Es probable que la música sea el arte más ecléctico que existe en el mundo. Basta con pensar en cualquier tipo de persona independientemente de su nacionalidad, sexo, edad, religión o capacidad económica para elucubrar sobre el tipo de canciones que escuchará. Desde la mujer acomodada y residente en una gran urbe hasta el último aborigen de la más remota isla pasando por millones de personas más, en solitario o en grupo, en fiestas o en funerales, en directo o pre-grabada, la música es parte casi indisoluble del día a día del ser humano.
Con estas razones, es fácil que casi cualquier película que toque de uno u otro modo el mundo de la música goce de cierta credibilidad en su planteamiento. En otras circunstancias (y obviando que en este caso se trata de una historia real), no sería posible imaginar que un grupo de adolescentes brasileños residentes en una favela de Sao Paulo puedan tratar de apreciar las composiciones de la música clásica a manos de un tutor de apariencia poco simpática. Pero con lo que ya sabemos sobre las posibilidades que encierra la música, las líneas argumentales que traza El profesor de violín (Tudo que aprendemos juntos) consiguen encajar bien en la mente del espectador. Al fin y al cabo, castillos más grandes se han intentado asaltar.
La primera escena de la cinta sitúa a Laerte asistiendo a la prueba final para ingresar en la orquesta sinfónica brasileña. Preso de unos incandescentes nervios, nuestro protagonista es incapaz de tocar una sola nota y sale escopetado de la sala. Tras tirar a la basura semejante oportunidad, trata de hacer algo de dinero como profesor en una escuela pública. Y aquí es donde comienza verdaderamente la cinta dirigida por el brasileño Sérgio Machado y basada en la vida real de Silvio Bacarelli. ¿Será Laerte capaz de que sus inexpertos alumnos toquen el violín con la gracilidad manual y auditiva que se le exige a un músico? Tal cosa se irá adivinando con el paso de los minutos, pero lo realmente decisivo es el cómo sucederá o no semejante logro.

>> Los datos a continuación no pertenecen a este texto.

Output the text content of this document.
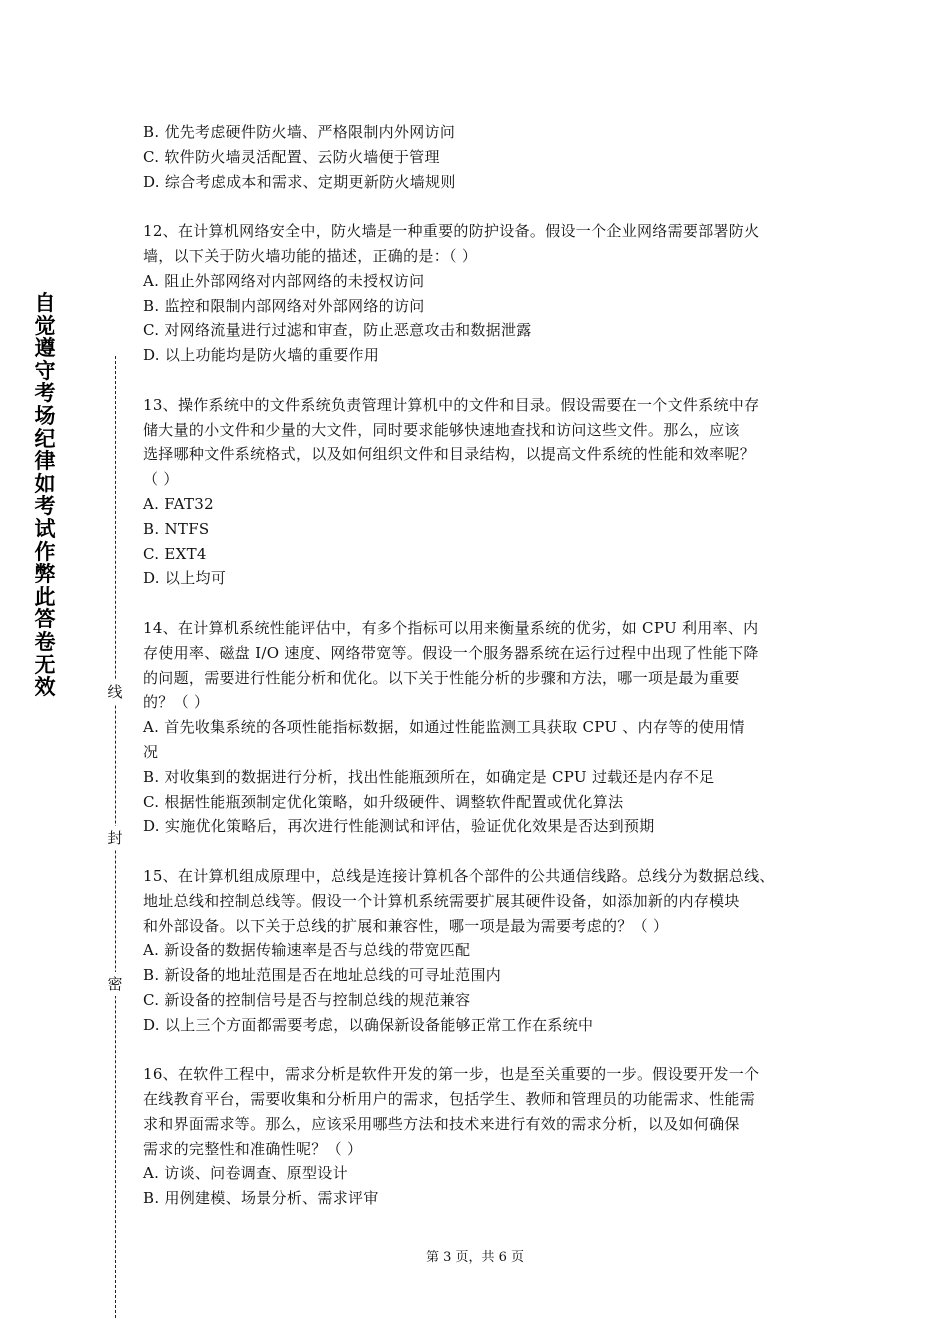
自
觉
遵
守
考
场
纪
律
如
考
试
作
弊
此
答
卷
无
效	线
封
密

B. 优先考虑硬件防火墙、严格限制内外网访问

C. 软件防火墙灵活配置、云防火墙便于管理

D. 综合考虑成本和需求、定期更新防火墙规则

12、在计算机网络安全中，防火墙是一种重要的防护设备。假设一个企业网络需要部署防火

墙，以下关于防火墙功能的描述，正确的是：（ ）

A. 阻止外部网络对内部网络的未授权访问

B. 监控和限制内部网络对外部网络的访问

C. 对网络流量进行过滤和审查，防止恶意攻击和数据泄露

D. 以上功能均是防火墙的重要作用

13、操作系统中的文件系统负责管理计算机中的文件和目录。假设需要在一个文件系统中存

储大量的小文件和少量的大文件，同时要求能够快速地查找和访问这些文件。那么，应该

选择哪种文件系统格式，以及如何组织文件和目录结构，以提高文件系统的性能和效率呢？

（ ）

A. FAT32

B. NTFS

C. EXT4

D. 以上均可

14、在计算机系统性能评估中，有多个指标可以用来衡量系统的优劣，如 CPU 利用率、内

存使用率、磁盘 I/O 速度、网络带宽等。假设一个服务器系统在运行过程中出现了性能下降

的问题，需要进行性能分析和优化。以下关于性能分析的步骤和方法，哪一项是最为重要

的？（ ）

A. 首先收集系统的各项性能指标数据，如通过性能监测工具获取 CPU 、内存等的使用情

况

B. 对收集到的数据进行分析，找出性能瓶颈所在，如确定是 CPU 过载还是内存不足

C. 根据性能瓶颈制定优化策略，如升级硬件、调整软件配置或优化算法

D. 实施优化策略后，再次进行性能测试和评估，验证优化效果是否达到预期

15、在计算机组成原理中，总线是连接计算机各个部件的公共通信线路。总线分为数据总线、

地址总线和控制总线等。假设一个计算机系统需要扩展其硬件设备，如添加新的内存模块

和外部设备。以下关于总线的扩展和兼容性，哪一项是最为需要考虑的？（ ）

A. 新设备的数据传输速率是否与总线的带宽匹配

B. 新设备的地址范围是否在地址总线的可寻址范围内

C. 新设备的控制信号是否与控制总线的规范兼容

D. 以上三个方面都需要考虑，以确保新设备能够正常工作在系统中

16、在软件工程中，需求分析是软件开发的第一步，也是至关重要的一步。假设要开发一个

在线教育平台，需要收集和分析用户的需求，包括学生、教师和管理员的功能需求、性能需

求和界面需求等。那么，应该采用哪些方法和技术来进行有效的需求分析，以及如何确保

需求的完整性和准确性呢？（ ）

A. 访谈、问卷调查、原型设计

B. 用例建模、场景分析、需求评审

第 3 页，共 6 页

En este sentido, El profesor de violín se apunta un tanto al no esconder las debilidades de sus protagonistas. El rudo carácter de Laetre ya sorprende en las primeras escenas, destruyendo ese arquetipo de profesor carismático y molón al estilo del de El club de los poetas muertos. Y la situación personal de los chavales de la barriada paulista no va a la zaga: la pobreza bajo la que viven sus familias obliga a varios de los jóvenes a situar el aprendizaje musical en un segundo plano y centrarse en actividades al límite de lo legal pero bien recompensadas económicamente.
Aquí nace, por tanto, el verdadero objetivo de la película: defender el papel de la música como vía de escape ante la frustrante realidad. Un papel que se le ha otorgado ya a multitud de disciplinas (mismamente el fútbol en Brasil tiene una importancia capital respecto a esto) y que Machado pretende reforzar con la inclusión de diversas secuencias con evidentes propósitos emotivos. Es en este apartado donde el film flojea más claramente, ya que falta algún punto más de tensión dramática para que su trascendencia realmente alcance al espectador. Con la multitud de sentimientos que despierta la música y dado el contexto que la propia película había creado, era difícil pensar que estas situaciones pudieran ser resueltas de manera tan liviana.
En definitiva, El profesor de violín es una película que en su propia honestidad reúne tantas cosas positivas como negativas. El retrato de la vida en la favela paulista es certero y evita cualquier auto-fustigación, pero los acontecimientos que en ella se suceden se quedan a medio camino del dramatismo y de lo real. Cosa parecida les sucede a los personajes, en cuyo escaso carisma cinematográfico se encuentra una baza importante que no se sabe explotar en los momentos decisivos. La obra de Machado es distendida y bienintencionada, pero sin suficiente punch.